Keith Porter

My group examines questions of how to estimate future uncertain earthquake-induced repair costs, life-safety impacts, and loss of functionality (“dollars, deaths, and downtime”) in single facilities, groups of buildings, and at the societal level. If you work with me, you will be free to choose any topic within that field that interests you. Most often my students prefer to choose a research topic from my ever-growing menu of research questions, which at the moment is led by the following items. See my research page here for a list of past projects that my students have pursued in the last decade.

  1. How beneficial is earthquake early warning (EEW)? EEW can provide several seconds of advanced warning before strong motion arrives and allow people and systems to take self-protective action. The research will quantify the benefit of some self-protective actions, likely using aspects of social science, engineering, and seismology.
  2. What are the life-safety benefits of seismic strengthening? Earthquakes in the US injure orders of magnitude more people than they kill, but models of human injuries in earthquakes are based mostly on expert opinion and lack validation. The research will combine experimental testing on crash test dummies with knowledge of public health, automotive engineering, and structural engineering to create an empirical performance-based earthquake engineering model of human injuries in earthquakes.
  3. How can one estimate flood risk without hydraulics and hydrology? Among natural disasters, floods cause most losses, far more than earthquakes and wind. Current analytical and empirical flood models rely on expensive data that generally do not exist or are of such poor quality as to be untrustworthy. The research will attempt to simplify the estimation of flood risk using higher-quality loss data from other countries, using hydraulics, hydrology, and loss estimation.
  4. Can one account for sustainability in catastrophe risk models? Traditional catastrophe risk models estimate risk in terms of repair costs, life-safety impacts, and loss of functionality, or dollars, deaths and downtime—the 3 Ds—but not environmental impacts. The research will employ sustainability and performance-based earthquake engineering to show how one can account for environmental impacts in loss estimation.
  5. How can one model lifeline interaction without a system-of-systems analysis? Damage to one lifeline (water supply, power, etc.) can impair or hinder restoration of another. The interaction can be modeled with a system-of-systems approach, but for security reasons analysts usually cannot acquire the necessary system information. The research will use lifeline engineering and loss estimation to explore approximate methods to quantify the restoration delay resulting from lifeline interaction, without detailed system information.
  6. Extending demand-surge modeling beyond US hurricanes. Construction costs rise after major natural disasters, but the only empirical model of the phenomenon, called demand surge, is limited to US hurricanes. The research will develop such models for another peril or another location, using principles of construction contracting, catastrophe risk modeling, and microeconomics.
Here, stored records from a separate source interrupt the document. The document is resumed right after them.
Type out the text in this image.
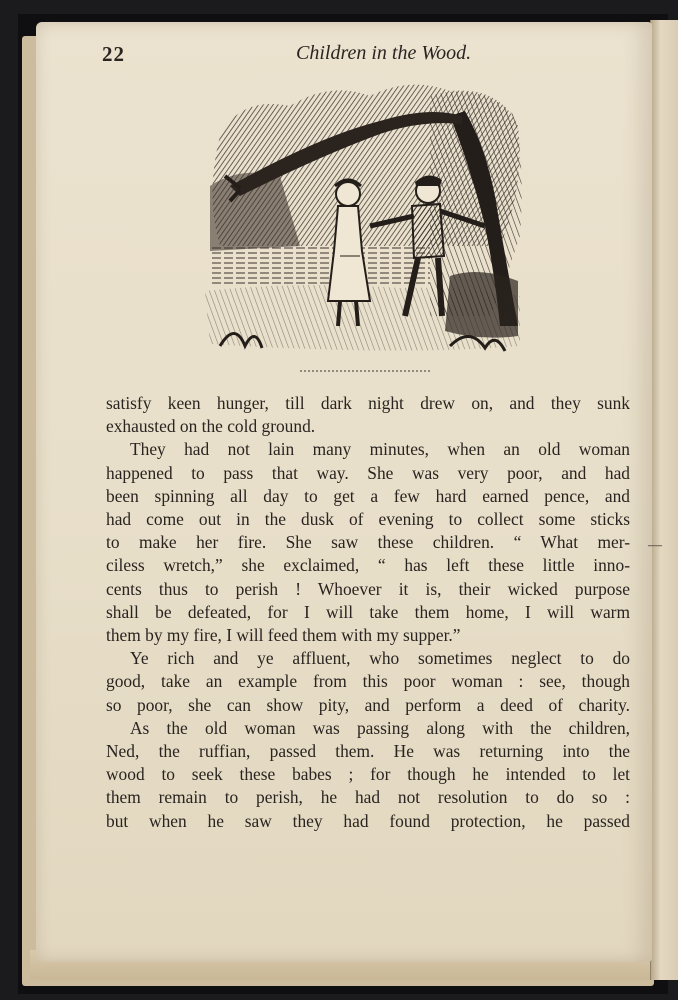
22	Children in the Wood.
satisfy keen hunger, till dark night drew on, and they sunk
exhausted on the cold ground.
They had not lain many minutes, when an old woman
happened to pass that way. She was very poor, and had
been spinning all day to get a few hard earned pence, and
had come out in the dusk of evening to collect some sticks
to make her fire. She saw these children. “ What mer-
ciless wretch,” she exclaimed, “ has left these little inno-
cents thus to perish ! Whoever it is, their wicked purpose
shall be defeated, for I will take them home, I will warm
them by my fire, I will feed them with my supper.”
Ye rich and ye affluent, who sometimes neglect to do
good, take an example from this poor woman : see, though
so poor, she can show pity, and perform a deed of charity.
As the old woman was passing along with the children,
Ned, the ruffian, passed them. He was returning into the
wood to seek these babes ; for though he intended to let
them remain to perish, he had not resolution to do so :
but when he saw they had found protection, he passed
—
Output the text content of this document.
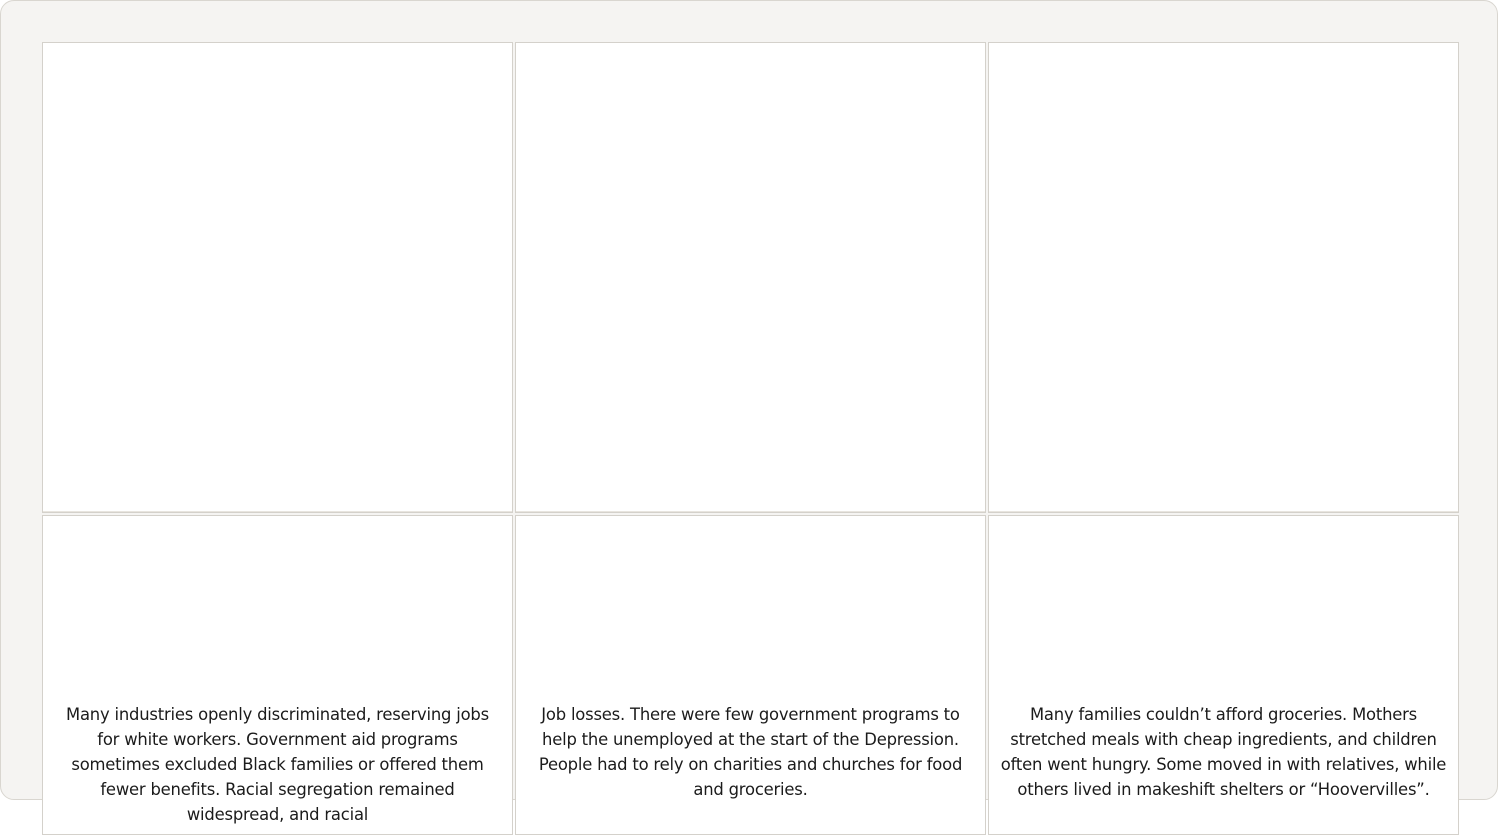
Many industries openly discriminated, reserving jobs for white workers. Government aid programs sometimes excluded Black families or offered them fewer benefits. Racial segregation remained widespread, and racial

Job losses. There were few government programs to help the unemployed at the start of the Depression. People had to rely on charities and churches for food and groceries.

Many families couldn’t afford groceries. Mothers stretched meals with cheap ingredients, and children often went hungry. Some moved in with relatives, while others lived in makeshift shelters or “Hoovervilles”.
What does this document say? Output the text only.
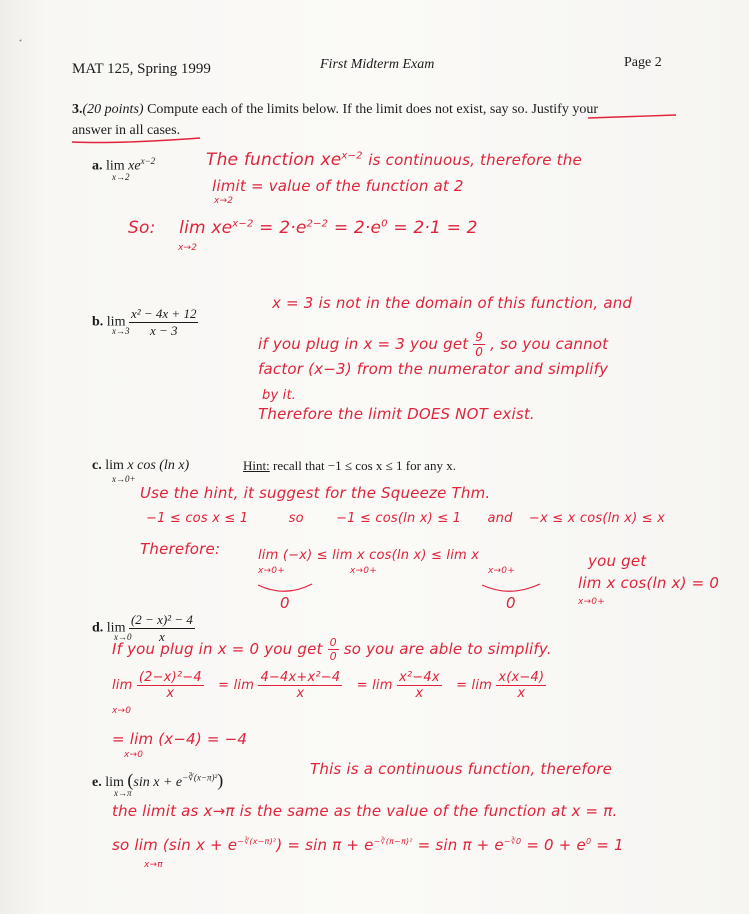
MAT 125, Spring 1999	First Midterm Exam	Page 2
3.(20 points) Compute each of the limits below. If the limit does not exist, say so. Justify your
answer in all cases.
a. $\lim xe^{x-2}$
x→2
The function $xe^{x-2}$ is continuous, therefore the
limit = value of the function at 2
x→2
So: $\lim xe^{x-2} = 2\cdot e^{2-2} = 2\cdot e^0 = 2\cdot 1 = 2$
x→2
b. $\lim \frac{\text{x² − 4x + 12}}{x - 3}$
x→3
x = 3 is not in the domain of this function, and
if you plug in x = 3 you get $\frac{9}{0}$ , so you cannot
factor (x−3) from the numerator and simplify
by it.
Therefore the limit DOES NOT exist.
c. lim x cos (ln x)
x→0+
Hint: recall that −1 ≤ cos x ≤ 1 for any x.
Use the hint, it suggest for the Squeeze Thm.
−1 ≤ cos x ≤ 1	so −1 ≤ cos(ln x) ≤ 1 and −x ≤ x cos(ln x) ≤ x
Therefore:	lim (−x) ≤ lim x cos(ln x) ≤ lim x
x→0+	x→0+	x→0+
0	0
you get
lim x cos(ln x) = 0
x→0+
d. $\lim \frac{\text{(2 − x)² − 4}}{x}$
x→0
If you plug in x = 0 you get $\frac{0}{0}$ so you are able to simplify.
$\lim \frac{\text{(2−x)²−4}}{x} = \lim \frac{\text{4−4x+x²−4}}{x} = \lim \frac{\text{x²−4x}}{x} = \lim \frac{x(x-4)}{x}$
x→0
= lim (x−4) = −4
x→0
e. lim (sin $x + e^{-∛(x-\pi)^2}$)
x→π
This is a continuous function, therefore
the limit as x→π is the same as the value of the function at x = π.
so lim (sin $x + e^{-∛(x-\pi)^2}) = \sin \pi + e^{-∛(\pi-\pi)^2} = \sin \pi + e^{-∛0} = 0 + e^0 = 1$
x→π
  7. Safe enough? What performance does the public expect from new buildings? Design provisions in US building codes have generally been developed without consulting the people whose lives and livelihoods are at stake. The research will explore needs, methods, and opportunities to inject public preferences into code development.
  8. What use are disaster planning scenarios? As a general rule, improvements in disaster preparedness usually have to await actual disasters, even when the need is anticipated beforehand. Recent USGS projects show that disaster planning scenarios can break the general rule. The research will use catastrophe risk modeling, lifeline engineering, environmental engineering, and possibly other disciplines to quantify the costs and benefits of planning scenarios and to understand what features of the scenario make the most difference.
  9. How many people will need urban search and rescue in earthquakes? Earthquakes cause buildings to collapse and trap building occupants and passersby and they cause elevators to lose power and trap passengers, but models of these processes are fairly rudimentary. The research will attempt to identify and quantify the parameters that most strongly contribute to a person becoming trapped and need extraction, to inform broader models of catastrophe risk.
  10. What does the life-safety performance objective in the building code cost businesses? Most buildings are designed only to ensure that people can safely exit the building after a major earthquake or windstorm. The research will use structural engineering, lifecycle cost analysis, and business continuity planning to quantify some of the hidden business costs of the life-safety performance objective.